Sheriff Joe Found Guilty by Clinton-Appointed Judge in Jury-less Trial

The Associated Press
The Associated Press

“America’s Sheriff” Joe Arpaio was found guilty Monday of misdemeanor criminal contempt without the benefit of a jury of his peers.

The guilty ruling, by Bill Clinton-appointed U.S. District Judge Susan Bolton, is the latest chapter of a nearly decade-long saga of legal proceedings against Sheriff Joe initiated by leftist groups opposed to his aggressive policing of illegal aliens. The 85-year-old Arpaio now faces up to six months in jail.

The charges against Arpaio stem from a civil rights suit demanding he cease “racial profiling” in his Maricopa County Sheriff’s Office’s immigration enforcement operations. After a federal judge issued an order demanding certain practices, Arpaio was charged with contempt for continuing to try to enforce the law as he saw fit.

Because Arpaio was charged only with a misdemeanor punishable by a maximum of six-months in jail, the U.S. Constitution does not guarantee him a right to trial by a jury of his peers. Arpaio and his attorneys repeatedly petitioned for a jury, only to be denied by Judge Bolton in March and again in May. Sources familiar with the proceedings have told Breitbart News the decision to charge only the misdemeanor was likely a ploy by federal prosecutors to avoid a jury trial in the community where Arpaio served as sheriff for more than 20 years

National Center for Police Defense (NCPD) President James Fotis, who was present in the courtroom, was highly skeptical a Phoenix jury could have ever found Arpaio guilty. He told Breitbart News:

I sat through three days of testimony and it was clear from the beginning that the DOJ had no evidence to make their case.  In fact, all of the DOJ’s witnesses made it clear that Judge Snow’s order was unclear and ambiguous. There is no way a jury would have determined that the Sheriff willfully and intentionally violated the judge’s order.

“Judge Bolton’s ruling has caused me to lose my faith in the court system and the federal judicial system,” Fotis added in a NCPD press release.

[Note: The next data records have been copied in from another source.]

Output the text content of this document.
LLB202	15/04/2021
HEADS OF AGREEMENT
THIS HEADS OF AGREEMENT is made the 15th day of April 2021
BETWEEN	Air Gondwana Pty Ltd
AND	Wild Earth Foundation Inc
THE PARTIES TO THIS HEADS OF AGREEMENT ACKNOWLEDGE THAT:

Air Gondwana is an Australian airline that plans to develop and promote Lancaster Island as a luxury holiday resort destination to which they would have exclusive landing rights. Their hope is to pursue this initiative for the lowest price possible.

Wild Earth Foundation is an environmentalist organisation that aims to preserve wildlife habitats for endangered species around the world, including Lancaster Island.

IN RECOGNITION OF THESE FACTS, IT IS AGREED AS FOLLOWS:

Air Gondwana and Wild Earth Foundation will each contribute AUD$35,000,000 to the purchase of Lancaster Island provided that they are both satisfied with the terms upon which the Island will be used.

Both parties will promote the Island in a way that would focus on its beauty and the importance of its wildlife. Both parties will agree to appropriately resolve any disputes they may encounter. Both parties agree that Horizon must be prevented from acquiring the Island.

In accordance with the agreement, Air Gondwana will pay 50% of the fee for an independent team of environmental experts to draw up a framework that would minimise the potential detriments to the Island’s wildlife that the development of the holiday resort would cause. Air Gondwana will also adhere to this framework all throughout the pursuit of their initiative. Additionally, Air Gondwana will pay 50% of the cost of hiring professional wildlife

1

Fotis was hardly the first or only commentator to question the impartiality of Arpaio’s prosecution. In June, his group managed to assemble over 40,000 signatures from current and former law enforcement officers in support of Arpaio, delivering them to the Department of Justice in Washington, DC. “After devoting 56-years of his life to upholding and defending the Constitution, Sheriff Arpaio deserves our nation’s eternal gratitude — not jail time,” those petitions read.

The initial racial profiling suit that eventually led to this conviction also took on political dimensions and its conduct was criticized. The judge in that case, G. Murray Snow, ignored calls to recuse himself based on the fact his brother-in-law is a partner at Covington & Burling, the firm representing those suing Arpaio and the Maricopa County Sheriff’s Office.

The decision to criminally prosecute Arpaio was taken while the DOJ was run by Attorney General Loretta Lynch. It would be highly unusual for new leadership to intervene and drop an ongoing prosecution, and no such step was taken, despite the aforementioned petitions. Arpaio now has the option to appeal his conviction to the U.S. Court of Appeals for the Ninth Circuit. “I understand the Sheriff and his legal team will be filing an appeal on this decision quickly,” Fotis told Breitbart News, pointing to the ongoing appeals related to the civil trial that gave birth to this prosecution.